Luckily, we’ve put together a list of stretches and exercises for improving mobility, releasing tension and tightness, and preventing muscle loss. These simple, yoga-inspired movements are easy to do during the workday to help release tension, stretch tight joints, and leave you feeling re-energized for the day ahead. 

Improve mobility 

Creating mobility in the spine, neck, and shoulders is crucial for achieving comfort and minimizing pain. Throughout the day, take frequent breaks from your emails to practice these quick stretches — they may seem simple, but they’ll make a world of difference. Just remember that it’s best to practice these exercises slowly in order to deepen the stretch and prevent injury. 

  • Neck rotations:

    Keeping your head upright, slowly turn your head from side to side, peering alternately over each shoulder. If you can, try to move your head past your shoulder. You should feel a good stretch on the outside of your neck each time you switch sides. Hold for 3-5 seconds on each side.
  • Shoulder Shrugs:

    Standing with your spine long, shrug your shoulders up toward your ears and hold for 5 seconds. Then gently let them fall back down. You should feel the tension release from your shoulders each time you perform this movement. Repeat this 3-5 times.
  • Torso rotations and side stretches:

    Standing with your feet hip-width apart and your arms at your sides, gently rotate your torso from side to side, keeping your hips squared forward. As you twist, relax your spine and feel the stretch in your lower and upper back as you swing back and forth. To target the side body, lift one arm overhead and lean toward the opposite side, holding for 5 seconds. Keep your core engaged to prevent from collapsing at your waist, and alternate between each side for 3-5 repetitions.
  • Gentle backbend:

    Sitting in a chair, keep your feet together and firmly planted on the floor. Place your hands on your lower back, and lean back gently over your hands, allowing your lower back to stretch backward. Alternatively, you can try this one standing (Camel Pose). Stand with your feet hip-width apart, and place your hands on your hips with your elbows facing behind you. Engage your glutes, press your tailbone in, and firm your core. Lift your chest and stretch out the spine by leaning back slightly. If it feels comfortable, feel free to tilt your head and look back slightly for a deeper stretch.

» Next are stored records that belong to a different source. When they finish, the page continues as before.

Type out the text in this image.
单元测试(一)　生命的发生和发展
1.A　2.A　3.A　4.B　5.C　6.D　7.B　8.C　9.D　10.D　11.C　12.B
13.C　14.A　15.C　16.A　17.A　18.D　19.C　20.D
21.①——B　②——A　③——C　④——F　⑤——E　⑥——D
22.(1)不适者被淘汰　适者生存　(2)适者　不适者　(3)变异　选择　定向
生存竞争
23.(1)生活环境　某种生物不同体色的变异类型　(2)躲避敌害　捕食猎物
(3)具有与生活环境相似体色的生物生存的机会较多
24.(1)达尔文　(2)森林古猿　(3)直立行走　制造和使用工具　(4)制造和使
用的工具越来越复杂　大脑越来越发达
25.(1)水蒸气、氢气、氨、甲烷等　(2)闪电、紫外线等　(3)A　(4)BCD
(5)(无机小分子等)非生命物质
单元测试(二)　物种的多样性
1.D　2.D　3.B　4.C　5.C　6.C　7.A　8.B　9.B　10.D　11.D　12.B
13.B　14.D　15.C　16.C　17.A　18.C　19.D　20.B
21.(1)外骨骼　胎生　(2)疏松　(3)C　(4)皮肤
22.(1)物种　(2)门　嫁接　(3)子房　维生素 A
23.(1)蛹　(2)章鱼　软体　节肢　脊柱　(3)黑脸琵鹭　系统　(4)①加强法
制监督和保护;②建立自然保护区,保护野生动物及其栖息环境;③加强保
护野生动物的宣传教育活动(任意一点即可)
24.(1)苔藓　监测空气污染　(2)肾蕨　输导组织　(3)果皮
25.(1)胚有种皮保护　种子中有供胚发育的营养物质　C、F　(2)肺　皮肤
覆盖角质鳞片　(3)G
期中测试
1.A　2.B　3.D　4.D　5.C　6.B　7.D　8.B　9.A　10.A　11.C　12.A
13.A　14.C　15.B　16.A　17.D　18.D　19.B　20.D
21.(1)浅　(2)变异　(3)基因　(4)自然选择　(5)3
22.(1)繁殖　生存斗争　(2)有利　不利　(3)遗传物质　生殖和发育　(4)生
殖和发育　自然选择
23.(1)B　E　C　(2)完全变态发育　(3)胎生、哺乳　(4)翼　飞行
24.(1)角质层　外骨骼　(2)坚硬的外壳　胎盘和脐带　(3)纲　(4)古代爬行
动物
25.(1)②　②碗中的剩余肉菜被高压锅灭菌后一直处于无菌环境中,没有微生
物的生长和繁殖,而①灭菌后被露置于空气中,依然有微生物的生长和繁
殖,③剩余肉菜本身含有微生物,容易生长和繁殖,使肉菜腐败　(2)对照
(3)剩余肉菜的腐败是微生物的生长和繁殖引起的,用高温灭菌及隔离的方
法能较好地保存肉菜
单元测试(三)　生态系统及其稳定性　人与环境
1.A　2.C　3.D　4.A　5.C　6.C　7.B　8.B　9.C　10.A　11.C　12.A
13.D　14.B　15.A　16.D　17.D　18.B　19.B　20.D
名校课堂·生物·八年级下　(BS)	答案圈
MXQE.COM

Release tension and tightness

Slouching over a computer screen for hours at a time, it’s common to feel some tension especially along the lower and upper back, and if you’re not frequently getting up for walks throughout the day, your legs are likely feeling some tightness as well. Try these stretches for the back and legs to help minimize discomfort and create some looseness in those unused muscles.

For the back:

  • Laying on your back, pull your knees toward your chest one at a time, keeping the other leg straight in front of you. Squeeze your knee into your chest for a nice stretch in the hamstring and lower back. Hold the stretch for about 5 seconds and repeat on the other side. 
  • While seated, bend forward and reach your hands to the ground, pulling apart your shoulder blades for a nice release in the upper back. 
  • Standing, place your hands on your desk and bend at the waist to stretch your hamstrings and low back. If it feels comfortable, you may also release your hands to the floor for a deeper stretch.

For your legs:

  • Standing (and using a chair for balance if needed), grab your right foot with your right hand behind you, squeezing your foot toward your butt. Make sure to push your chest and hips forward. Don’t worry too much about how close your foot is to your backside — the most important thing is that you’re feeling this stretch in your quads. Hold for 10 seconds and repeat on the opposite side.
  • Kneeling on one knee, place your front foot in between your hands, making sure that your front knee sits right above your ankle and your toes are facing straight forward. Keeping your spine straight, press down through your back foot to straighten your back leg, feeling a nice opening through the hip. Repeat on the other side.

Prevent muscle loss

Lastly, it’s important to remember that these daily stretches aren’t just good for the short-term, but also the long-term. Maintaining flexibility, mobility, and strength in those often underused muscles is crucial for preventing muscle loss in the future and setting yourself up for optimal health down the road. Try these simple exercises daily to help build and maintain muscle and help counteract the effects of sitting for long periods of time.
(10-30 reps of each)

  • Calf raises: Stand up straight and push through the balls of your feet to raise your heels as high as you can, balancing on your toes. Then, with control, slowly lower back down.
  • Squats: Standing with your feet shoulder-width apart and toes pointing out slightly, send your hips back and squat down, trying to get your thighs parallel to the floor. Make sure to keep your heart lifted instead of collapsing forward. Then, engaging your legs and glutes, keeping the weight primarily in your heels, rise back to a standing position.
  • Wall pushups: Standing arms-length from the wall, place your hands on the wall shoulder-width apart. Then, bend your elbows and lean into the wall, trying to reach your chest forward. Hold the position for a second or two before slowly pushing back until your arms are straight again.
  • Single leg stands: Holding onto a chair or wall for balance, if needed, stand and lift one leg off the ground. Try maintaining your balance for 5-10 seconds, then return to the starting position and repeat on the other leg.